Poor, Older Americans Healthier If They Live in More Affluent Communities
Poor, Older Americans Healthier If They Live in More Affluent Communities
I always find it hard to believe so many people are living in poverty: some 39.7 million Americans, or 12.3% of the population. It’s such a wealthy country, yet so many are poor.
In a twist that could be interpreted as good news — it doesn’t seem fair to say there is anything positive about living in poverty — I recently learned that older, low-income Americans tend to be healthier if they live in more affluent areas of the country.
Not only are they healthier, but their physical well-being is better across the board with a lower prevalence of dozens of chronic conditions, particularly if they live in rural communities. This, despite their income having less purchasing power in those better-resourced neighborhoods.
This was the key finding in new research published by Stanford Health Policy’s Maria Polyakova in the Annals of Internal Medicine.
While recent studies have reported that low-income adults living in more affluent areas of the United States have longer life expectancies, less has been known about the relationship between the affluence of a geographic area and morbidity of the low-income population.
“I was interested in figuring out whether the same relationship holds for morbidity: Are poorer people less sick in richer areas?” Polyakova told me. “And if so, are there any specific conditions that drive these differences that could be the target for policy-making?”
So Polyakova, a faculty fellow at the Stanford Institute for Economic Policy Research, and her co-author, Lynn M. Hua at the University of Pennsylvania, set out to evaluate the association between chronic conditions among low-income, older adults and the economic affluence of a local area.

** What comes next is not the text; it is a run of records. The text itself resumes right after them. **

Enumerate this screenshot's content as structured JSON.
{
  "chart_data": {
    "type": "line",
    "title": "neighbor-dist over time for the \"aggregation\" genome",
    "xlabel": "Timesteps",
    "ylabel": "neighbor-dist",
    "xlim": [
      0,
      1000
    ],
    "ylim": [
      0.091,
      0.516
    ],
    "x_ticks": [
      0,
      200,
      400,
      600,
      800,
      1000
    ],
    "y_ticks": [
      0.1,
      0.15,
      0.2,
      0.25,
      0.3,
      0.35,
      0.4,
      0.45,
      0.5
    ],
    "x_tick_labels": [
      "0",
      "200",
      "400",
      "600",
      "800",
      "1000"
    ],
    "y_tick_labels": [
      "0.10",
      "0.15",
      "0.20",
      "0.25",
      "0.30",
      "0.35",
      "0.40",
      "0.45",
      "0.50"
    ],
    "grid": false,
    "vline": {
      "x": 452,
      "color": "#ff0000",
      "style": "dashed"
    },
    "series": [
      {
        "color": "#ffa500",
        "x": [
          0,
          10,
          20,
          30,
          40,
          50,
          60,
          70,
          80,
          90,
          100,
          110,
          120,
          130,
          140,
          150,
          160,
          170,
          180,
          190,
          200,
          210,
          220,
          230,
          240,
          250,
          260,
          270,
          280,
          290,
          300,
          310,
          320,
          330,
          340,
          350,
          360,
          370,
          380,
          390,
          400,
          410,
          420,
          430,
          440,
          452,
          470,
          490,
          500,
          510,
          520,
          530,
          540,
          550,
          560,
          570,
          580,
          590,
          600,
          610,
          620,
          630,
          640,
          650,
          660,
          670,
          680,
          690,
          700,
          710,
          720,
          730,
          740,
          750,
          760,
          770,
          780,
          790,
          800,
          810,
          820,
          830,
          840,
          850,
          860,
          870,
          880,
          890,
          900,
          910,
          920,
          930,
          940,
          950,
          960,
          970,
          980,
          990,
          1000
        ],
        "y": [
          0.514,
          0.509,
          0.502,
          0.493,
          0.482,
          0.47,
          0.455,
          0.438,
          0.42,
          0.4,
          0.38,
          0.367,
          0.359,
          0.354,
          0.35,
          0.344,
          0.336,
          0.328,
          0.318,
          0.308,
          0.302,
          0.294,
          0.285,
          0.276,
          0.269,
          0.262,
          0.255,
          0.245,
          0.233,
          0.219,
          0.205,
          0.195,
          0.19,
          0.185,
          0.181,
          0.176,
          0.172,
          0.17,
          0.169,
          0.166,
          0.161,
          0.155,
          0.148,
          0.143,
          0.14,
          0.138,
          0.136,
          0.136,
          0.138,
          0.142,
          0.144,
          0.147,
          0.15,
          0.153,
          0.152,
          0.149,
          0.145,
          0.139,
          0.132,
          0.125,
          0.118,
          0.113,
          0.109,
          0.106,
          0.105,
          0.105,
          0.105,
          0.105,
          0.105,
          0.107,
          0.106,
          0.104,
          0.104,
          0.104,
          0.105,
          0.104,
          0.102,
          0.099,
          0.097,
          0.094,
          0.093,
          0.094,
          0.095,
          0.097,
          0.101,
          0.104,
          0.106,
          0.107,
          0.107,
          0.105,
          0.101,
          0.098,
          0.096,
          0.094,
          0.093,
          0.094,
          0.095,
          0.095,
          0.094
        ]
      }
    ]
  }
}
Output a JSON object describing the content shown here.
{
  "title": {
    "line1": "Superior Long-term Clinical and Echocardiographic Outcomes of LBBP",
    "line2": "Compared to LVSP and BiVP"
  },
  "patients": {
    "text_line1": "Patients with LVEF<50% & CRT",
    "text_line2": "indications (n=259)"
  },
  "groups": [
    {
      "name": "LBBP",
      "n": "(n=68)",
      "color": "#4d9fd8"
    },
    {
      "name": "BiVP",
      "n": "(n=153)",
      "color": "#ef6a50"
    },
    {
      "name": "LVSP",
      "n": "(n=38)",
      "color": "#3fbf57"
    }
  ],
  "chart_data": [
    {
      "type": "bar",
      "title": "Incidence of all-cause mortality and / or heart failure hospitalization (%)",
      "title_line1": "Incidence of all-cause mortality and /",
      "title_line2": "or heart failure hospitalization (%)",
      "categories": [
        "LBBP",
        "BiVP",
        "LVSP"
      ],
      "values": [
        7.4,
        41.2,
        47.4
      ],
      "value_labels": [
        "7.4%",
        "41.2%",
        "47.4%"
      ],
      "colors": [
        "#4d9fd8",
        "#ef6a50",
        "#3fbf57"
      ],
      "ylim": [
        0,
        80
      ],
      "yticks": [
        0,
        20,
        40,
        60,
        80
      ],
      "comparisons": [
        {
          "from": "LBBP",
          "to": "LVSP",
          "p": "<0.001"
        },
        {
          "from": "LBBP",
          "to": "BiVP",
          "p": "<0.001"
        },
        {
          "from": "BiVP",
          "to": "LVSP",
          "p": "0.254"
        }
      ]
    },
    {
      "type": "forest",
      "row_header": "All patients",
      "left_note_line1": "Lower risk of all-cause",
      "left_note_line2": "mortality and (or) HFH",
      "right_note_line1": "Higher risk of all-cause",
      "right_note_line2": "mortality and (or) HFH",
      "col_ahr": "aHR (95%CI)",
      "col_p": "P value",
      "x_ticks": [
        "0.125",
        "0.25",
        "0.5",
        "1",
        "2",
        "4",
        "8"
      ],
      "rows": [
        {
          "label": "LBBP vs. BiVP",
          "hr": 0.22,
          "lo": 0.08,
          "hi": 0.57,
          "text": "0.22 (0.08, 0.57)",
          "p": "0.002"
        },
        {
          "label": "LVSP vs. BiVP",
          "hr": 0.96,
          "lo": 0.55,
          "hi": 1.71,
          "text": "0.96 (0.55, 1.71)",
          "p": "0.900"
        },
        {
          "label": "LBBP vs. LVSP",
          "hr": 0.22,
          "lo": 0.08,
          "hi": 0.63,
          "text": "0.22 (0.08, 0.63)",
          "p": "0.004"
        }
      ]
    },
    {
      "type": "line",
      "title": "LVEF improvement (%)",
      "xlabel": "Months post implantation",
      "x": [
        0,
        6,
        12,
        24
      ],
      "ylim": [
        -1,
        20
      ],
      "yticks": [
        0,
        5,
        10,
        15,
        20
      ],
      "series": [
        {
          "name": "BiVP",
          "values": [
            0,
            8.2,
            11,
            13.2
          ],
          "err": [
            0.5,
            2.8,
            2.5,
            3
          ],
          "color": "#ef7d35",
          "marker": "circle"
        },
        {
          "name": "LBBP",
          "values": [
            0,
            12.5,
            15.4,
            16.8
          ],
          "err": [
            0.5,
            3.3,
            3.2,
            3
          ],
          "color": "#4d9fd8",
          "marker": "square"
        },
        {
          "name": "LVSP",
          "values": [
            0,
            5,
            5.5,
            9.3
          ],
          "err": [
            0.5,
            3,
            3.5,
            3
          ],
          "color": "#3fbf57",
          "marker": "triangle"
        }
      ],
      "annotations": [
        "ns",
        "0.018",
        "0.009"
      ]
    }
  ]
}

They focused on nearly 6.4 million Medicare beneficiaries in 2015 aged 66 to 100 years old who received low-income support under Medicare Part D, a prescription drug program for Medicare enrollees. They investigated the prevalence of 48 chronic conditions among these patients, including common chronic conditions such as hypertension, depression, diabetes and Alzheimer’s disease. They found the presence of all conditions is highly correlated: places, where the poor tend to have a high prevalence of one disease, are likely to have a high prevalence of all 48 conditions.
“While we cannot ascertain a causal relationship, our results clearly point towards the importance of further understanding why the socioeconomic environment of low-income, older adults is so tightly linked to such a broad measure of health,” the researchers wrote.
The results, they said, were broadly consistent with the extensive literature on the social determinants of health. But their work takes that literature even further.
“Our study extends this research by providing measures of the prevalence of chronic conditions among low-income, older adults for a large national sample of the U.S. population,” Polyakova said.
The researchers used clinical, rather than self-reported measures of diagnoses and reported this group’s variation in morbidity across local areas of the country, rather than nationally.
“Our results raise the bar for researchers who are trying to find out what factors drive health disparities in the U.S.; these factors would have to be able to explain the differences in nearly 50 condition,” Polyakova said.
The study supported by the National Institute on Aging came to three key conclusions:
- The health of low-income, older adults in the United States varies substantially across local geographic regions, and this variation cannot be attributed to one specific disease or a narrow set of conditions.
- Consistent with their original hypothesis, they found that more affluent local areas of the country have a lower prevalence of chronic conditions in the low-income, older adult population.
- The researchers found that low-income, older adults have better health in rural areas of the country.
I wondered why these poor, older adults do particularly well in rural communities, as those regions often lack easy access to high-quality health care and state-of-the-art hospitals.
“We don’t know the exact answer, but there is a general sense that differences in the social fabric and lifestyle in rural areas — could contribute to this pattern,” Polyakova told me. “It appears that better health in these areas persists, despite challenges of accessing formal care.”